I don’t remember how much Phyllis told us about the song, but she would have connected it to broader labor issues, and very likely to civil rights. I can still picture her standing in the MBL Club, with all of us sitting in a semi-circle on the floor around her, acting the part of the giant in Pete’s story of “Abiyoyo,” or leading us in “Everybody Loves Saturday Night” — an internationalist children’s ditty, consisting of the title phrase sung in various languages, of which my unreliable memory has retained only one verse, which mutates from Japanese into French…

Phyllis also teamed up with Liz Davis to produce annual Gilbert and Sullivan operettas — the one time I took part, I was part of a Japanese chorus in The Mikado, wearing a black stocking to simulate a pigtail. Not a particularly fond memory, though I still remember a lot of the lyrics, but I owe Phyllis the rest of my life because she took a few of us kids to see a concert by Seeger and ClearwaterPete and the crew of the sloop Clearwater when they docked in Woods Hole for a couple of days. I remember Lou Killen singing a song about soccer (I’m guessing it was “Footba’ Crazy”) and Jimmy Collier and the Rev. Frederick Douglass Kirkpatrick singing “Everybody’s Got a Right to Live.” I don’t remember what Pete sang, but seeing him onstage was what made me decide to be a professional folksinger.

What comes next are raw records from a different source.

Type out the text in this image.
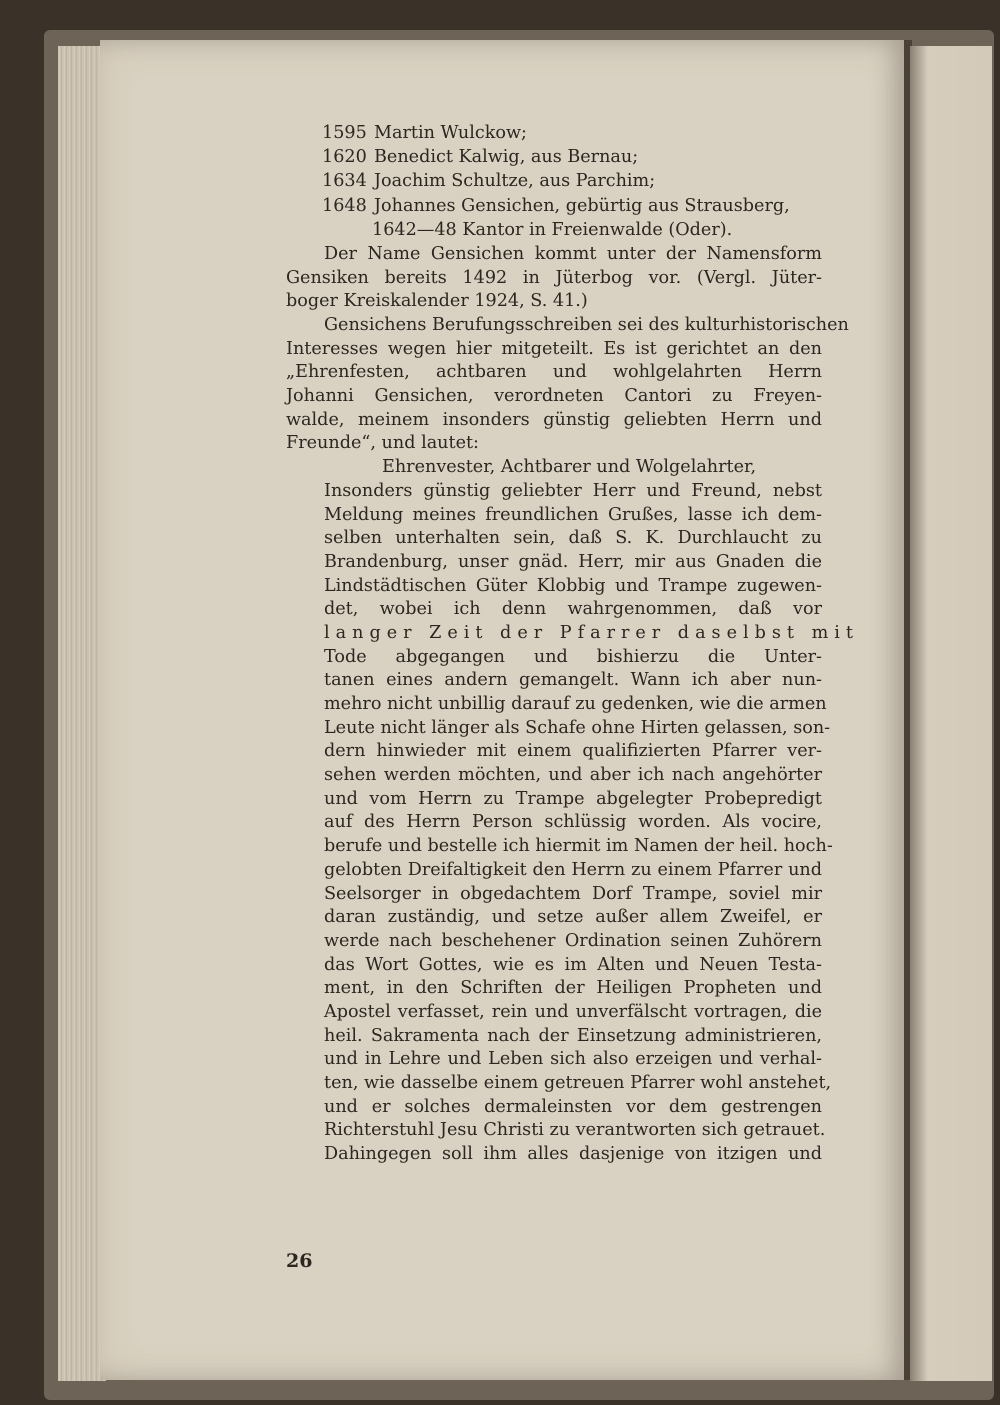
1595 Martin Wulckow;
1620 Benedict Kalwig, aus Bernau;
1634 Joachim Schultze, aus Parchim;
1648 Johannes Gensichen, gebürtig aus Strausberg,
1642—48 Kantor in Freienwalde (Oder).
Der Name Gensichen kommt unter der Namensform
Gensiken bereits 1492 in Jüterbog vor. (Vergl. Jüter-
boger Kreiskalender 1924, S. 41.)
Gensichens Berufungsschreiben sei des kulturhistorischen
Interesses wegen hier mitgeteilt. Es ist gerichtet an den
„Ehrenfesten, achtbaren und wohlgelahrten Herrn
Johanni Gensichen, verordneten Cantori zu Freyen-
walde, meinem insonders günstig geliebten Herrn und
Freunde“, und lautet:
Ehrenvester, Achtbarer und Wolgelahrter,
Insonders günstig geliebter Herr und Freund, nebst
Meldung meines freundlichen Grußes, lasse ich dem-
selben unterhalten sein, daß S. K. Durchlaucht zu
Brandenburg, unser gnäd. Herr, mir aus Gnaden die
Lindstädtischen Güter Klobbig und Trampe zugewen-
det, wobei ich denn wahrgenommen, daß vor
langer Zeit der Pfarrer daselbst mit
Tode abgegangen und bishierzu die Unter-
tanen eines andern gemangelt. Wann ich aber nun-
mehro nicht unbillig darauf zu gedenken, wie die armen
Leute nicht länger als Schafe ohne Hirten gelassen, son-
dern hinwieder mit einem qualifizierten Pfarrer ver-
sehen werden möchten, und aber ich nach angehörter
und vom Herrn zu Trampe abgelegter Probepredigt
auf des Herrn Person schlüssig worden. Als vocire,
berufe und bestelle ich hiermit im Namen der heil. hoch-
gelobten Dreifaltigkeit den Herrn zu einem Pfarrer und
Seelsorger in obgedachtem Dorf Trampe, soviel mir
daran zuständig, und setze außer allem Zweifel, er
werde nach beschehener Ordination seinen Zuhörern
das Wort Gottes, wie es im Alten und Neuen Testa-
ment, in den Schriften der Heiligen Propheten und
Apostel verfasset, rein und unverfälscht vortragen, die
heil. Sakramenta nach der Einsetzung administrieren,
und in Lehre und Leben sich also erzeigen und verhal-
ten, wie dasselbe einem getreuen Pfarrer wohl anstehet,
und er solches dermaleinsten vor dem gestrengen
Richterstuhl Jesu Christi zu verantworten sich getrauet.
Dahingegen soll ihm alles dasjenige von itzigen und
26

In my memory, I was seven when Phyllis took us to that concert, and it was what first got me into folksinging, but according to the history books it must have been 1969, which means I would have been ten and had already been playing guitar for a couple of years. Maybe Phyllis knew that, and that’s why she took me? In any case, it changed my life, and I am forever in her debt.